Not only am I unpacking all the "stuff" from my trip to South Africa, but I am also unpacking all the things that the Lord taught me during my travels. I am guessing that this process will take a long time. How can I ever fully process all that I saw with my eyes, all that I learned, all that I felt in my heart and all that I heard the voice of God telling me along the way? I spent so much time writing in my journal during my trip, as I didn't want to forget anything that I was feeling and learning and experiencing. I plan to take my time "unpacking" and sorting out all of that in the coming weeks.
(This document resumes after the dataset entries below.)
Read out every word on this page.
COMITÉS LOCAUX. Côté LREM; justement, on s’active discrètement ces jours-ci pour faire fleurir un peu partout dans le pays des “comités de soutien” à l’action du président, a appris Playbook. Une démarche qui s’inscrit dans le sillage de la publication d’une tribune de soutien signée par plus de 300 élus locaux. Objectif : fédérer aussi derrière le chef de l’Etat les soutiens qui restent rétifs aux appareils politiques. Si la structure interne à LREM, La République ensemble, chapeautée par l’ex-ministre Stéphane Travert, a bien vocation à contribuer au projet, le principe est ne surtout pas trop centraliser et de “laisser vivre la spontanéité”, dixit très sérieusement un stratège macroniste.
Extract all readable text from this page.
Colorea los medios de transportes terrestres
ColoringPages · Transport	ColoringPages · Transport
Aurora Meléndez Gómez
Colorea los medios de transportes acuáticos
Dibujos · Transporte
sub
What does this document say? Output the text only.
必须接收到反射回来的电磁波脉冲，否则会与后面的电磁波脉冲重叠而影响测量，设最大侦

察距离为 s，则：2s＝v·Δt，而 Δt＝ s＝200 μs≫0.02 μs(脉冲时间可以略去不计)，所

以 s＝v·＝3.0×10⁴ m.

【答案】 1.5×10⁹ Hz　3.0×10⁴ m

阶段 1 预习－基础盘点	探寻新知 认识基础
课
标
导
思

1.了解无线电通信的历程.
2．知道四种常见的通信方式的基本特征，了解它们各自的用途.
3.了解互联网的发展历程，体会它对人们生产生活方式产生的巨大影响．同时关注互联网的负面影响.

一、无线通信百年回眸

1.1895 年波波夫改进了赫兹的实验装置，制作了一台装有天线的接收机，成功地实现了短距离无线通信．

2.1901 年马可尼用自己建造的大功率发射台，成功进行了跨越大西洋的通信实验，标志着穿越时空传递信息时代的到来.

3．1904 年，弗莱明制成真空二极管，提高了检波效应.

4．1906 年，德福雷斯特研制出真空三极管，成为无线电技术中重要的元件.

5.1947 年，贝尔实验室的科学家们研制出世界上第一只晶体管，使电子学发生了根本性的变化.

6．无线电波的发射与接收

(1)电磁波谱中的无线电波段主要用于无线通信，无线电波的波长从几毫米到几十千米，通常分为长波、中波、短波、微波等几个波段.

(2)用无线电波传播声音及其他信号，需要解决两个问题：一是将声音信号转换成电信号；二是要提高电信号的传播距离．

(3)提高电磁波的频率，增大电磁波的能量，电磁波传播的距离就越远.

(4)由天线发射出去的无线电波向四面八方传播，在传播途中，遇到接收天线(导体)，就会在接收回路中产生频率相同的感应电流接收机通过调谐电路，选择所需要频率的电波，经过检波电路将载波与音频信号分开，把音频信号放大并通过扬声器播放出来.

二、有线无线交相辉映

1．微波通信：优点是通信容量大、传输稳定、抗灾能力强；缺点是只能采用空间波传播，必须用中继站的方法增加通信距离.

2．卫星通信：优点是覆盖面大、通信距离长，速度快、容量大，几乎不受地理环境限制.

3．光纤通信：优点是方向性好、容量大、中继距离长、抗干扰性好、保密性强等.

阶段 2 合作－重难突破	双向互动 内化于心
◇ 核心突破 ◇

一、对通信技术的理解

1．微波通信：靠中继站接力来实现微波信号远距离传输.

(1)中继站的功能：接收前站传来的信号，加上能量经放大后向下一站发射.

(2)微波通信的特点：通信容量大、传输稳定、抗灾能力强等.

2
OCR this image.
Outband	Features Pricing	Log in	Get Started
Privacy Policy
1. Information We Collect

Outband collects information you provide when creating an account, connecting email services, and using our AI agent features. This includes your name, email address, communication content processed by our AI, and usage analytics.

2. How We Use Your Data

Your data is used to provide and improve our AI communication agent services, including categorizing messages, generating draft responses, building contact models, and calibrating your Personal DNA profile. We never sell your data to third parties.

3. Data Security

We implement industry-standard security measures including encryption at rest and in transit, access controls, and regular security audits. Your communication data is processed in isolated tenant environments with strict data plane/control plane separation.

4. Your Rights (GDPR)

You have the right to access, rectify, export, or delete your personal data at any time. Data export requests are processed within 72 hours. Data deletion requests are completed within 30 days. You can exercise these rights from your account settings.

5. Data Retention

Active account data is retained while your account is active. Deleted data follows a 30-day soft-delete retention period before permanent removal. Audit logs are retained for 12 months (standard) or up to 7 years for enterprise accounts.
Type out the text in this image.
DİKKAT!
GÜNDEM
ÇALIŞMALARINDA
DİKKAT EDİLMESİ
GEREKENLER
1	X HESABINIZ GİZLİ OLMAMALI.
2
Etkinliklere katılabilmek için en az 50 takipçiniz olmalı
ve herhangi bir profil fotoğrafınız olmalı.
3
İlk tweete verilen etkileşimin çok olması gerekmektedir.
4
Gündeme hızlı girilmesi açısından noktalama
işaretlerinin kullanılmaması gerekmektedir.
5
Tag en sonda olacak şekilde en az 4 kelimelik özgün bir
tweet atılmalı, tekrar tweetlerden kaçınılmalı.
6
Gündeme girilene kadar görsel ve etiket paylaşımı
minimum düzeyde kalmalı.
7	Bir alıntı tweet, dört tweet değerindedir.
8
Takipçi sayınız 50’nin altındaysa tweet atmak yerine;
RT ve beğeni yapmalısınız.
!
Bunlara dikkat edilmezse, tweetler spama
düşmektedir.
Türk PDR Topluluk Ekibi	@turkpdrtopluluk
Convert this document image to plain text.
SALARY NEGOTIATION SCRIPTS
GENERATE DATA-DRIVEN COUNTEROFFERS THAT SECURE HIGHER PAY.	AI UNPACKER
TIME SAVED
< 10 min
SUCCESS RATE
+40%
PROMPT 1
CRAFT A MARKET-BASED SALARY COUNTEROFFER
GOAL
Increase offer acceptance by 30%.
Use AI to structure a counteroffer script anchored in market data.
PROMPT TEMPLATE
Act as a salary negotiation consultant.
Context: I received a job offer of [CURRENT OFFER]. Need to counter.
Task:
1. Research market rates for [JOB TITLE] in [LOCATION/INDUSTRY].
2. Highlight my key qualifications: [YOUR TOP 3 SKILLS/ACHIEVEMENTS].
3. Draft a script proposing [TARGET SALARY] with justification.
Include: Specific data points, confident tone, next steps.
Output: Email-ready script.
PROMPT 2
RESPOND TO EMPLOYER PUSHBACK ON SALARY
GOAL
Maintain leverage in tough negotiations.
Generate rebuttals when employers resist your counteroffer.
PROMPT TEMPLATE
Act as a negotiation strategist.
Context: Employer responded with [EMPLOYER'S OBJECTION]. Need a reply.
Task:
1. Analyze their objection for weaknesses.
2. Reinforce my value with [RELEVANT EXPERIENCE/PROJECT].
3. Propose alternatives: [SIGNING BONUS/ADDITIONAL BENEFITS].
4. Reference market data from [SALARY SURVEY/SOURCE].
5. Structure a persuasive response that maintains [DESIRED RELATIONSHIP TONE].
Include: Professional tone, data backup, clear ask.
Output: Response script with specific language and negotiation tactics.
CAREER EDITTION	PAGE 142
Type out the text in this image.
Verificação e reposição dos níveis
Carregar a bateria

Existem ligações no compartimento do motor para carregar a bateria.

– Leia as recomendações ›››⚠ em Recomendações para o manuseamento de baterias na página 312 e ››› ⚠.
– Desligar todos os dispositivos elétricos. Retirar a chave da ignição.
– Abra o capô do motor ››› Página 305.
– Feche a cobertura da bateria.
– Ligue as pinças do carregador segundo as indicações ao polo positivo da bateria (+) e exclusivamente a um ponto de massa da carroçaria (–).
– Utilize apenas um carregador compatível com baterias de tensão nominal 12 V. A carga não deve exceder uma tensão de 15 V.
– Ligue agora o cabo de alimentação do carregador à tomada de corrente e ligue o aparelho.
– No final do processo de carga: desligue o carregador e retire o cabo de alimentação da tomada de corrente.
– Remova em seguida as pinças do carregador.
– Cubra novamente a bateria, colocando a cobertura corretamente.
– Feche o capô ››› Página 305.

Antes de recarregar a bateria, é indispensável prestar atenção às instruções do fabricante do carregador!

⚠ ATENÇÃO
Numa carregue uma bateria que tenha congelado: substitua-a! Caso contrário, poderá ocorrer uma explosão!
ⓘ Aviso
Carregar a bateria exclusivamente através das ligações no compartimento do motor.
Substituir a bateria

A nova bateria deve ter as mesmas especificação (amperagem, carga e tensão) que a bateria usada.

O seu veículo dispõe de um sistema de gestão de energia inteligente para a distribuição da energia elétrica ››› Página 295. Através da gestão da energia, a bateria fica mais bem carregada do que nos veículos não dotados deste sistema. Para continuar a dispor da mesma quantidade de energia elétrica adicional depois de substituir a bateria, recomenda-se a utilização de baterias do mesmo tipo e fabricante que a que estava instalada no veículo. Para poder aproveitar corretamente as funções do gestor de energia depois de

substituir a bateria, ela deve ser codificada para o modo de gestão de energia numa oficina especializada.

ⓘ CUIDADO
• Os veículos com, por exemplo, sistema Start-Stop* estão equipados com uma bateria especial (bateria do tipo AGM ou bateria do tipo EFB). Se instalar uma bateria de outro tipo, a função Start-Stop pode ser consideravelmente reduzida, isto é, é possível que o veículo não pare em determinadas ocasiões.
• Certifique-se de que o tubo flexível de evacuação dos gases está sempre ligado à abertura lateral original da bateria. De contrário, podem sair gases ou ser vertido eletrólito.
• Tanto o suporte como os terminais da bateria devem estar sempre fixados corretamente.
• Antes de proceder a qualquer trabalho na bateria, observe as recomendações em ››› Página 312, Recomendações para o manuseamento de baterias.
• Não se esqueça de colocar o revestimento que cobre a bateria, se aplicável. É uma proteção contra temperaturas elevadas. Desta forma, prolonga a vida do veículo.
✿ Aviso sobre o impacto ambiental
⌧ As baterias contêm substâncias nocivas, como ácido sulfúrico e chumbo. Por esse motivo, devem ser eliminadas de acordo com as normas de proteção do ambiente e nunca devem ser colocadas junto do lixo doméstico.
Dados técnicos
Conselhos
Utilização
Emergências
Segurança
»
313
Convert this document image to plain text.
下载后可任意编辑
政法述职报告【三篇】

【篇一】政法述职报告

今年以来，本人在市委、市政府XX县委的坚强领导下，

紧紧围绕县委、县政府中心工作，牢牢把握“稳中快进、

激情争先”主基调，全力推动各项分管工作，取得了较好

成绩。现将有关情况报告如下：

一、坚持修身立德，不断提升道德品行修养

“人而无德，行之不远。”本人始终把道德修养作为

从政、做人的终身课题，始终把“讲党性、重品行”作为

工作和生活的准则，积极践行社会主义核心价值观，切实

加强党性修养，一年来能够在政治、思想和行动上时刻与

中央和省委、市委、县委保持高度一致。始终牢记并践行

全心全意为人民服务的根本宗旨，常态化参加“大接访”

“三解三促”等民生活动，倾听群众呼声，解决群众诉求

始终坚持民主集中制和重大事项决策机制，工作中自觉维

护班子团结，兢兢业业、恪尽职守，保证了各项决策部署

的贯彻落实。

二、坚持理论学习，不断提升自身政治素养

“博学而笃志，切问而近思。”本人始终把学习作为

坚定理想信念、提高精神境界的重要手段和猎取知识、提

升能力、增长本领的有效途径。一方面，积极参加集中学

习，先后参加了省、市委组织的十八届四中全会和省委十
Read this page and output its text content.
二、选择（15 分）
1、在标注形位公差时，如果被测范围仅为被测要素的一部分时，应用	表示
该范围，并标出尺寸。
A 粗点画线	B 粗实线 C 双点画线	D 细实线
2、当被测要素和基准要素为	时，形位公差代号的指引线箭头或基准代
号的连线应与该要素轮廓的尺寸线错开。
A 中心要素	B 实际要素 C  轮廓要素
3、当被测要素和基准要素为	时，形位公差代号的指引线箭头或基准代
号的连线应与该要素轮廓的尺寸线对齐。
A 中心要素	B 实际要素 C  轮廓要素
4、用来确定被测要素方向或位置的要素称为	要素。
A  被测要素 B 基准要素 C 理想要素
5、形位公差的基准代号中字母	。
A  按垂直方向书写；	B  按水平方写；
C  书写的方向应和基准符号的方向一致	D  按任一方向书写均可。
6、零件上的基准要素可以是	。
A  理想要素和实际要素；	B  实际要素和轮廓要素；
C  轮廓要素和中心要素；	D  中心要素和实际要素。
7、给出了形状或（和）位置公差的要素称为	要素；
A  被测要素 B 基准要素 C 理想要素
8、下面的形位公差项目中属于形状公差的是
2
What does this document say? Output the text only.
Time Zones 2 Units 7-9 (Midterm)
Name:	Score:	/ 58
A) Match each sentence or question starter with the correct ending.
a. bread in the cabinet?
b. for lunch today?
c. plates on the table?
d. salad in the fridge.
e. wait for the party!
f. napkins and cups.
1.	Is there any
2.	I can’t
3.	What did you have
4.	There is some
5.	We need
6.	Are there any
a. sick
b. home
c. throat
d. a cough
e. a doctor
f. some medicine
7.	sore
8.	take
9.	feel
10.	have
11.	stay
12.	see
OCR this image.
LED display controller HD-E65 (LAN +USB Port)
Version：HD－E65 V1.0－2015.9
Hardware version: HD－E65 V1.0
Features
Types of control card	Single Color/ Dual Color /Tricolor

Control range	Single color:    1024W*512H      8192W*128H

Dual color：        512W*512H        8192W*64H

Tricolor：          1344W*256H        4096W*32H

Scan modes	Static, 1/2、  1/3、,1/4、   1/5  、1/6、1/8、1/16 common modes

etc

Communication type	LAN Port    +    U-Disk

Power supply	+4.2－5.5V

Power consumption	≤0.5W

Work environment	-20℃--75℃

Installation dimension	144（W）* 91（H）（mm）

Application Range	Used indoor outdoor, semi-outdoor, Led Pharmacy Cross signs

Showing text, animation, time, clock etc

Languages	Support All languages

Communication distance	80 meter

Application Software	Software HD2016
Journal entry from Sept 24th, 8:17pm, layover in London
"Getting ready to take off for the last leg of our journey to South Africa. Leaving Mark and the girls was heart wrenching, but I prayed diligently through it all. The vulnerability and fragility that I felt leaving them behind reminded me of how I felt nearly 3 years ago as I begged God to spare my life from my hospital bed. You realize how truly helpless, out of control, small you are. It's a humbling thing to be weeping, on your knees, before the throne of God, begging him to keep you safe. The thought that I could very well lose my life on this trip haunts me still. If that were to happen, all I could ask for Katelyn and Taylor is that they be raised to know, love and serve the Lord. That's all I want for them. For in Christ, they will find themselves, love and value themselves and find their proper place and purpose in this world. I have. For today, it's to trust God's call to travel to South Africa, to serve the AIDS orphans and to be open and waiting for God's next call."
This was the first important lesson for me...TRUST. I was so scared to make this trip, afraid that something would happen to me. But yet I was certain that God had called me to go, and so I had to act in obedience and trust that God would protect me, provide for me, guide me and return me safely home. It's hard to turn that control over, but if we believe in God as we say we do, then we have to be willing to take a huge step out and risk being uncomfortable and believe that ultimately we are not in control. We can't live our lives in fear, in bondage, trying to keep ourselves safe and comfortable. God is who He says He is and I had to trust that He would protect me for this assignment that He had called me to.
"Don't be afraid for I am with you. Don't be discouraged for I am your God. I will strengthen you and help you."
Isaiah 41:10
Journal entry from Sept 25th, 1:15pm, Lobby at Grace Hotel in Rosebank
"We were greeted at the airport by Beth.. Beth invited me to go to a prayer meeting attended by all of the Acres of Love house parents. I was honored and delighted. We drove through Johannesburg and Alexandra and to a small church. We walked in, everyone was standing, praying and they soon broke out in the most beautiful african singing, they clapped, swayed, stomped and lifted their loud, gorgeous voices to the Lord. I wept in their presence. This was quite an extraordinary welcome to South Africa, to Acres of Love, on the ground level. It was like a dream...They proceeded on with more singing, 2 amazing testimonies from house moms of the miracles they have witnessed in the children as a result of fervent prayer. Then they prayed again, everyone standing, some walking around the room, some raising their arms up in the air. They were shouting, speaking in all different languages, all calling out to Jesus. It was incredible to see how invested these people were in the children and in God. They pour themselves out for these kids. THEY SAID MORE THAN A FEW TIMES THAT THE ONLY WAY THEY ARE ABLE TO PRESS ON EVERYDAY IS BECAUSE THEY PRAY AND THEY DON'T RELY ON THEIR OWN STRENGTH BUT ON GOD'S."
This would the second, and overarching lesson that I learned. This AIDS pandemic is huge, the suffering in South Africa is overwhelming and I felt over and over that I was too small for something this big. I found myself riddled with feelings of helplessness and doubt and defeat. What could I, little old me, do to make a bit of difference in this huge problem? And yet, I kept hearing God tell me that by myself, in my own strength, I can't....but He can! He told me that THROUGH Him I can do something, make a difference, change lives. I need to continually, moment by moment, draw on His strength, not my own, to accomplish this work.
"For I can do everything through Christ, who gives me strength."
Philippians 4:13
And I also loved being a witness to how freely and openly these people worshiped. They were filled with joy, convinced of the power of God, and unwavering in their faith. They were unguarded before the Lord, not afraid to be in the moment and act in accordance to how they were feeling. I admired the freeness of these people. I felt at home in how they worshipped. I felt sadness about how I often keep my faith quiet, how I am worried about judgement of others instead of full surrender to be who I know God created me to be. I wish that I could be as free as they are in the presence of God. Oh how I have wanted to so many times in the quiet pews of my church, stand up and lift my hands and give glory to the God who is moving in my heart in the moment. Why can't I do that? What am I afraid of?